As soon as teeth appear in the mouth, decay can occur. One of the risk factors for early childhood tooth decay is frequent and prolonged exposure of a baby’s teeth to liquids containing sugar—including milk, formula, and fruit juice.

Tooth decay can occur when a baby is put to bed with a bottle. Infants should finish their naptime or bedtime bottle before going to bed. If you are using a pacifier, make sure it is clean. Never dip a pacifier in sugar or honey before giving it to a baby.

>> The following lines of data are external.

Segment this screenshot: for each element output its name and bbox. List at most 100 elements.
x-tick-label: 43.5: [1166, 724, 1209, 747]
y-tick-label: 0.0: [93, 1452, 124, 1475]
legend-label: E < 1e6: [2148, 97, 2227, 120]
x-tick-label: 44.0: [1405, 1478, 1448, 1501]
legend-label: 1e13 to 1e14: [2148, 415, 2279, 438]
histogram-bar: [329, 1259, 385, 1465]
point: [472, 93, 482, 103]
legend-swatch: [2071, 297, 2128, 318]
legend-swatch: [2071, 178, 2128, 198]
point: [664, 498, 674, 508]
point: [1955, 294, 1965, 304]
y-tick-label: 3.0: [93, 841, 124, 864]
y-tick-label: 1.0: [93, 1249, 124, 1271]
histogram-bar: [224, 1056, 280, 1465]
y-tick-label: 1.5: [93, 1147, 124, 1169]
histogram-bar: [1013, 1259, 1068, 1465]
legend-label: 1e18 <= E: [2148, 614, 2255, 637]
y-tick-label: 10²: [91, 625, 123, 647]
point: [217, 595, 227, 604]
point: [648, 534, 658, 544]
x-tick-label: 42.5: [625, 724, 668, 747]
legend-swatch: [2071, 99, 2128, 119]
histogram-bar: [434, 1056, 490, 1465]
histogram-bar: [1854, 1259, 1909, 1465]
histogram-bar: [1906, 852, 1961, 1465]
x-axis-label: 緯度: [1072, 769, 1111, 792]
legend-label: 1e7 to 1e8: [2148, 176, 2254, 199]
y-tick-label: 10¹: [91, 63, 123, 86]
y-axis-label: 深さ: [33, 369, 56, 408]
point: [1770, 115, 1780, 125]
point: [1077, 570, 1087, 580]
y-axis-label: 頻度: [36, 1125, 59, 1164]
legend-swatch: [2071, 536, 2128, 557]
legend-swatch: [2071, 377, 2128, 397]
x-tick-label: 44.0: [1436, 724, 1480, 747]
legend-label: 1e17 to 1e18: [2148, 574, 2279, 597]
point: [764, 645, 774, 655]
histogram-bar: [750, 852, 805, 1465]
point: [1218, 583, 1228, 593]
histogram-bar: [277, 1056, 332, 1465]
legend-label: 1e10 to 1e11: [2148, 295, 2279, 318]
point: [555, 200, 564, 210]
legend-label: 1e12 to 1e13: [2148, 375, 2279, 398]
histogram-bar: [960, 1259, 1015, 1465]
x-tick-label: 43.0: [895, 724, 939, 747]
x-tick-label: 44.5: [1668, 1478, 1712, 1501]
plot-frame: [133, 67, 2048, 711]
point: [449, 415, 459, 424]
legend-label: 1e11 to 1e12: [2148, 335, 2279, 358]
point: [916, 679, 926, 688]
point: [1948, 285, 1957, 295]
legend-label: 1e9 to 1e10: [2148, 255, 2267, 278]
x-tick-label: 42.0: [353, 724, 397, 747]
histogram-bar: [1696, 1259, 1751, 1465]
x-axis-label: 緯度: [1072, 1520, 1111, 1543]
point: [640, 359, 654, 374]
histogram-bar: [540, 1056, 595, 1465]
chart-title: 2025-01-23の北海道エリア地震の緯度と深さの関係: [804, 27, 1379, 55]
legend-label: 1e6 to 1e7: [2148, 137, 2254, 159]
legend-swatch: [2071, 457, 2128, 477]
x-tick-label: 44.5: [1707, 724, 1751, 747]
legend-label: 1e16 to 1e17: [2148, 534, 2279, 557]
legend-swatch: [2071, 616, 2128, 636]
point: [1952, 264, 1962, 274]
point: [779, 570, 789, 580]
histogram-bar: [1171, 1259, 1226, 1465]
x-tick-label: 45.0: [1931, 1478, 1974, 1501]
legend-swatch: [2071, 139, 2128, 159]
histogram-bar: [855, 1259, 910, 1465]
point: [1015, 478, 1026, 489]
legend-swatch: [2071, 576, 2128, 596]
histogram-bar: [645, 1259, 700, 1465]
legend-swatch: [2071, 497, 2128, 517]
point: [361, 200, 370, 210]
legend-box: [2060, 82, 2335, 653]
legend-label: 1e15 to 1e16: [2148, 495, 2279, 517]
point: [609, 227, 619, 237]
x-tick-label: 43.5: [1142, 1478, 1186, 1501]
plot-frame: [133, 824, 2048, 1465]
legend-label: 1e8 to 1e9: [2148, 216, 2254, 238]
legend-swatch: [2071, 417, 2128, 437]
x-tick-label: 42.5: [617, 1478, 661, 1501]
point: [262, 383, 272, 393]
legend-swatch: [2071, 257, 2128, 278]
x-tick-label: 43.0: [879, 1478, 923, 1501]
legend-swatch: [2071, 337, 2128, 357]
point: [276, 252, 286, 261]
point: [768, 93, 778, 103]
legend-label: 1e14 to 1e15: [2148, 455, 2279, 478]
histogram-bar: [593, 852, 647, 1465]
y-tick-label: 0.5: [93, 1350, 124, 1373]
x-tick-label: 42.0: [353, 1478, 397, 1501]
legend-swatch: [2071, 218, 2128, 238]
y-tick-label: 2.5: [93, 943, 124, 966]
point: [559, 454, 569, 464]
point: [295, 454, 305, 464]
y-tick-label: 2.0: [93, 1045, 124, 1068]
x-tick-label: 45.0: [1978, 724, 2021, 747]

Children should be encouraged to drink from a cup by their first birthday. There is a large and confusing selection of training cups (sippy cups) on the market. Many of these cups are no more than a “no spill” baby bottle in disguise. Sippy cups include a valve beneath the spout to stop the spills. However, cups with valves do not allow your child to sip. In order to draw liquid through the valve, your child must suck as with a baby bottle. This interferes with your child’s learning to sip.

When shopping for a training cup, avoid those with no-spill valves. A weighted cup with two handles may be easiest to grip and will reduce spills. A small plastic cup will at least keep spills small as your child learns to handle it.

Offer milk and juice only at meal and snack times. Saliva production increases during meals and helps to neutralize the acids produced by the sugar content of milk and juice. If your child is thirsty between meals, it is best to offer water in the cup.

Do not let your child carry the training cup around or keep it in reach while riding in the car or stroller. At-will, frequent sips of sugary liquids encourages tooth decay. Falling while drinking from a cup can injure your child’s mouth.

Training cups should be used TEMPORARILY. Once your child has learned how to sip, the training cup has served its purpose and is no longer needed.